STAMFORD, Conn.-Research and consulting firm Gartner Inc. came out against camera phone bans in the workplace, asserting such restrictions are shortsighted and hard to enforce. The firm said businesses would be better served by designating secure zones where restrictions can be enforced, while also offering guidelines about what is acceptable.
“Usage guidelines will be far more effective than outright bans because it’s not just the phones’ cameras that could pose a security risk,” said Carolina Milanesi, an analyst for Gartner. “For example, many phones can also record voices. Therefore, it’s hard to decide where to draw a firm line about what can and can’t be used at work.”
Gartner said there are a flood of high-tech consumer devices, not just camera phones, entering the workplace that could pose a security risk.

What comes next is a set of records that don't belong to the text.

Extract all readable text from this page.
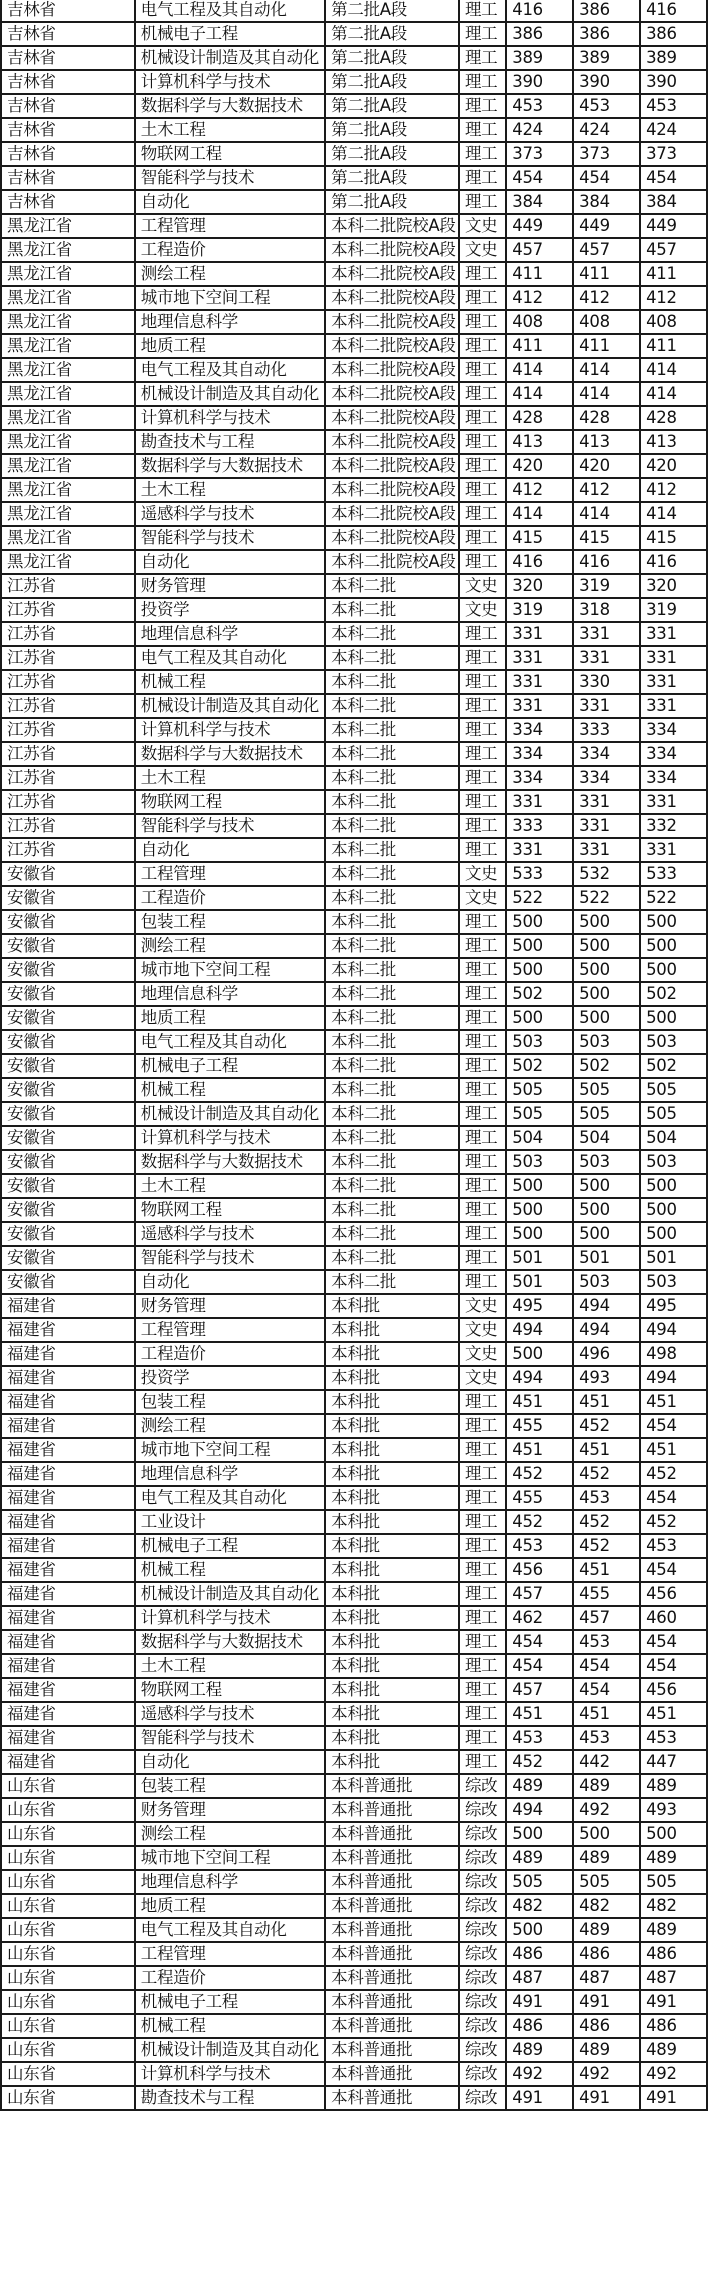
吉林省	电气工程及其自动化	第二批A段	理工	416	386	416
吉林省	机械电子工程	第二批A段	理工	386	386	386
吉林省	机械设计制造及其自动化	第二批A段	理工	389	389	389
吉林省	计算机科学与技术	第二批A段	理工	390	390	390
吉林省	数据科学与大数据技术	第二批A段	理工	453	453	453
吉林省	土木工程	第二批A段	理工	424	424	424
吉林省	物联网工程	第二批A段	理工	373	373	373
吉林省	智能科学与技术	第二批A段	理工	454	454	454
吉林省	自动化	第二批A段	理工	384	384	384
黑龙江省	工程管理	本科二批院校A段	文史	449	449	449
黑龙江省	工程造价	本科二批院校A段	文史	457	457	457
黑龙江省	测绘工程	本科二批院校A段	理工	411	411	411
黑龙江省	城市地下空间工程	本科二批院校A段	理工	412	412	412
黑龙江省	地理信息科学	本科二批院校A段	理工	408	408	408
黑龙江省	地质工程	本科二批院校A段	理工	411	411	411
黑龙江省	电气工程及其自动化	本科二批院校A段	理工	414	414	414
黑龙江省	机械设计制造及其自动化	本科二批院校A段	理工	414	414	414
黑龙江省	计算机科学与技术	本科二批院校A段	理工	428	428	428
黑龙江省	勘查技术与工程	本科二批院校A段	理工	413	413	413
黑龙江省	数据科学与大数据技术	本科二批院校A段	理工	420	420	420
黑龙江省	土木工程	本科二批院校A段	理工	412	412	412
黑龙江省	遥感科学与技术	本科二批院校A段	理工	414	414	414
黑龙江省	智能科学与技术	本科二批院校A段	理工	415	415	415
黑龙江省	自动化	本科二批院校A段	理工	416	416	416
江苏省	财务管理	本科二批	文史	320	319	320
江苏省	投资学	本科二批	文史	319	318	319
江苏省	地理信息科学	本科二批	理工	331	331	331
江苏省	电气工程及其自动化	本科二批	理工	331	331	331
江苏省	机械工程	本科二批	理工	331	330	331
江苏省	机械设计制造及其自动化	本科二批	理工	331	331	331
江苏省	计算机科学与技术	本科二批	理工	334	333	334
江苏省	数据科学与大数据技术	本科二批	理工	334	334	334
江苏省	土木工程	本科二批	理工	334	334	334
江苏省	物联网工程	本科二批	理工	331	331	331
江苏省	智能科学与技术	本科二批	理工	333	331	332
江苏省	自动化	本科二批	理工	331	331	331
安徽省	工程管理	本科二批	文史	533	532	533
安徽省	工程造价	本科二批	文史	522	522	522
安徽省	包装工程	本科二批	理工	500	500	500
安徽省	测绘工程	本科二批	理工	500	500	500
安徽省	城市地下空间工程	本科二批	理工	500	500	500
安徽省	地理信息科学	本科二批	理工	502	500	502
安徽省	地质工程	本科二批	理工	500	500	500
安徽省	电气工程及其自动化	本科二批	理工	503	503	503
安徽省	机械电子工程	本科二批	理工	502	502	502
安徽省	机械工程	本科二批	理工	505	505	505
安徽省	机械设计制造及其自动化	本科二批	理工	505	505	505
安徽省	计算机科学与技术	本科二批	理工	504	504	504
安徽省	数据科学与大数据技术	本科二批	理工	503	503	503
安徽省	土木工程	本科二批	理工	500	500	500
安徽省	物联网工程	本科二批	理工	500	500	500
安徽省	遥感科学与技术	本科二批	理工	500	500	500
安徽省	智能科学与技术	本科二批	理工	501	501	501
安徽省	自动化	本科二批	理工	501	503	503
福建省	财务管理	本科批	文史	495	494	495
福建省	工程管理	本科批	文史	494	494	494
福建省	工程造价	本科批	文史	500	496	498
福建省	投资学	本科批	文史	494	493	494
福建省	包装工程	本科批	理工	451	451	451
福建省	测绘工程	本科批	理工	455	452	454
福建省	城市地下空间工程	本科批	理工	451	451	451
福建省	地理信息科学	本科批	理工	452	452	452
福建省	电气工程及其自动化	本科批	理工	455	453	454
福建省	工业设计	本科批	理工	452	452	452
福建省	机械电子工程	本科批	理工	453	452	453
福建省	机械工程	本科批	理工	456	451	454
福建省	机械设计制造及其自动化	本科批	理工	457	455	456
福建省	计算机科学与技术	本科批	理工	462	457	460
福建省	数据科学与大数据技术	本科批	理工	454	453	454
福建省	土木工程	本科批	理工	454	454	454
福建省	物联网工程	本科批	理工	457	454	456
福建省	遥感科学与技术	本科批	理工	451	451	451
福建省	智能科学与技术	本科批	理工	453	453	453
福建省	自动化	本科批	理工	452	442	447
山东省	包装工程	本科普通批	综改	489	489	489
山东省	财务管理	本科普通批	综改	494	492	493
山东省	测绘工程	本科普通批	综改	500	500	500
山东省	城市地下空间工程	本科普通批	综改	489	489	489
山东省	地理信息科学	本科普通批	综改	505	505	505
山东省	地质工程	本科普通批	综改	482	482	482
山东省	电气工程及其自动化	本科普通批	综改	500	489	489
山东省	工程管理	本科普通批	综改	486	486	486
山东省	工程造价	本科普通批	综改	487	487	487
山东省	机械电子工程	本科普通批	综改	491	491	491
山东省	机械工程	本科普通批	综改	486	486	486
山东省	机械设计制造及其自动化	本科普通批	综改	489	489	489
山东省	计算机科学与技术	本科普通批	综改	492	492	492
山东省	勘查技术与工程	本科普通批	综改	491	491	491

“There are Universal Serial Bus ‘key ring’ drives, some of which will soon feature built-in cameras that can quickly connect to almost any recent PC and take large amounts of information off the premises. There’s also a new wave of DVD burners to contend with,” said Ken Dulaney, research vice president at Gartner. “Any company policy directed at camera phones should be widened to address the transfer of information from enterprise environments to consumer devices in general.”
Gartner said more than 80 percent of mobile phones shipped in the United States and Western Europe will have cameras by 2006. Several major firms, notably Samsung Electronics and General Motors, have enacted bans on camera phones.